Prof. Dr. Dr. Norbert Hoerster

/ 6 Minuten zu lesen

Ist der Embryo bereits ein "Mensch"? Im biologischen Sinne ja, glaubt Norbert Hoerster. Daraus allein folge jedoch nicht, dass dieses menschliche Wesen im Frühstadium seiner Existenz bereits als Mensch im Vollsinn betrachtet werden müsse.

Prof. Dr. Dr. Norbert Hoerster (© Norbert Hoerster)

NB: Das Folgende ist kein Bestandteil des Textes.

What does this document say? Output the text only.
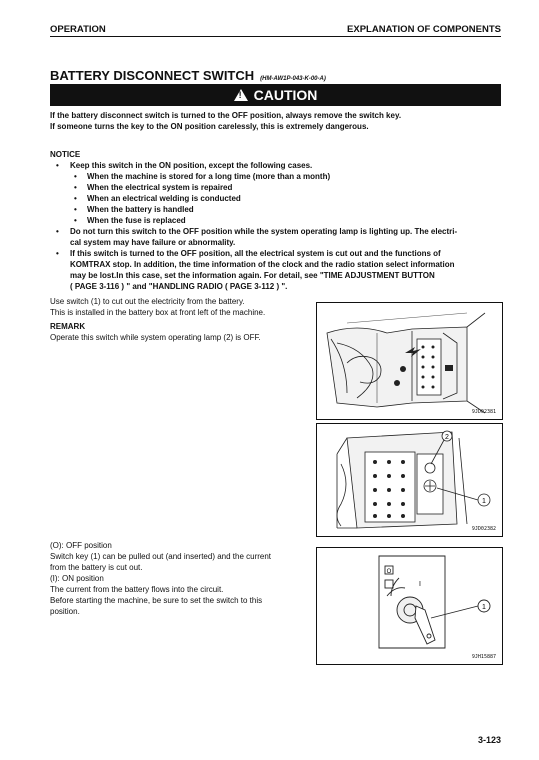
OPERATION	EXPLANATION OF COMPONENTS
BATTERY DISCONNECT SWITCH (HM-AW1P-043-K-00-A)
!CAUTION
If the battery disconnect switch is turned to the OFF position, always remove the switch key.
If someone turns the key to the ON position carelessly, this is extremely dangerous.
NOTICE
• Keep this switch in the ON position, except the following cases.
• When the machine is stored for a long time (more than a month)
• When the electrical system is repaired
• When an electrical welding is conducted
• When the battery is handled
• When the fuse is replaced
• Do not turn this switch to the OFF position while the system operating lamp is lighting up. The electri-
cal system may have failure or abnormality.
• If this switch is turned to the OFF position, all the electrical system is cut out and the functions of
KOMTRAX stop. In addition, the time information of the clock and the radio station select information
may be lost.In this case, set the information again. For detail, see "TIME ADJUSTMENT BUTTON
( PAGE 3-116 ) " and "HANDLING RADIO ( PAGE 3-112 ) ".
Use switch (1) to cut out the electricity from the battery.
This is installed in the battery box at front left of the machine.
REMARK
Operate this switch while system operating lamp (2) is OFF.
(O): OFF position
Switch key (1) can be pulled out (and inserted) and the current
from the battery is cut out.
(I): ON position
The current from the battery flows into the circuit.
Before starting the machine, be sure to set the switch to this
position.
9JD02381
2
1
9JD02382
O
I
1
9JH15887
3-123
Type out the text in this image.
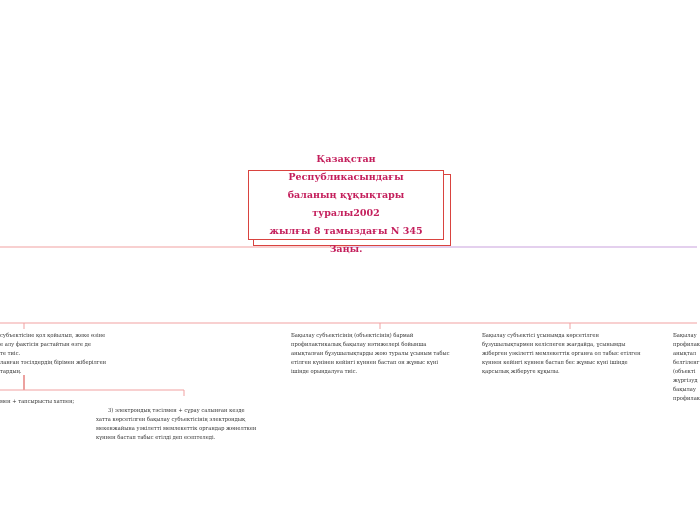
Қазақстан Республикасындағы
баланың құқықтары туралы2002
жылғы 8 тамыздағы N 345 Заңы.
субъектісіне қол қойылып, жеке өзіне
е алу фактісін растайтын өзге де
те тиіс.
ланған тәсілдердің бірімен жіберілген
тардың.
мен + тапсырысты хатпен;
3) электрондық тәсілмен + сұрау салынған кезде
хатта көрсетілген бақылау субъектісінің электрондық
мекенжайына уәкілетті мемлекеттік органдар жөнелткен
күннен бастап табыс етілді деп есептеледі.
Бақылау субъектісінің (объектісінің) бармай
профилактикалық бақылау нәтижелері бойынша
анықталған бұзушылықтарды жою туралы ұсыным табыс
етілген күнінен кейінгі күннен бастап он жұмыс күні
ішінде орындалуға тиіс.
Бақылау субъектісі ұсынымда көрсетілген
бұзушылықтармен келіспеген жағдайда, ұсынымды
жіберген уәкілетті мемлекеттік органға ол табыс етілген
күннен кейінгі күннен бастап бес жұмыс күні ішінде
қарсылық жіберуге құқылы.
Бақылау
профилак
анықтал
белгіленг
(объекті
жүргізуд
бақылау
профилак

Die Verfassung unseres Staates garantiert in ihren Artikeln 1 und 2 jedem "Menschen die Unantastbarkeit seiner "Würde" und das "Recht auf Leben". Das Recht auf Leben ist dabei von entscheidender Bedeutung, wenn es um die Zulässigkeit der Tötung von Embryonen - sei es im Mutterleib, sei es im Reagenzglas - geht. Wenn bereits der Embryo als "Mensch" im Sinn der Verfassung zu gelten hat und somit das Recht auf Leben besitzt, so hat dies folgende, sehr weit reichende Konsequenzen.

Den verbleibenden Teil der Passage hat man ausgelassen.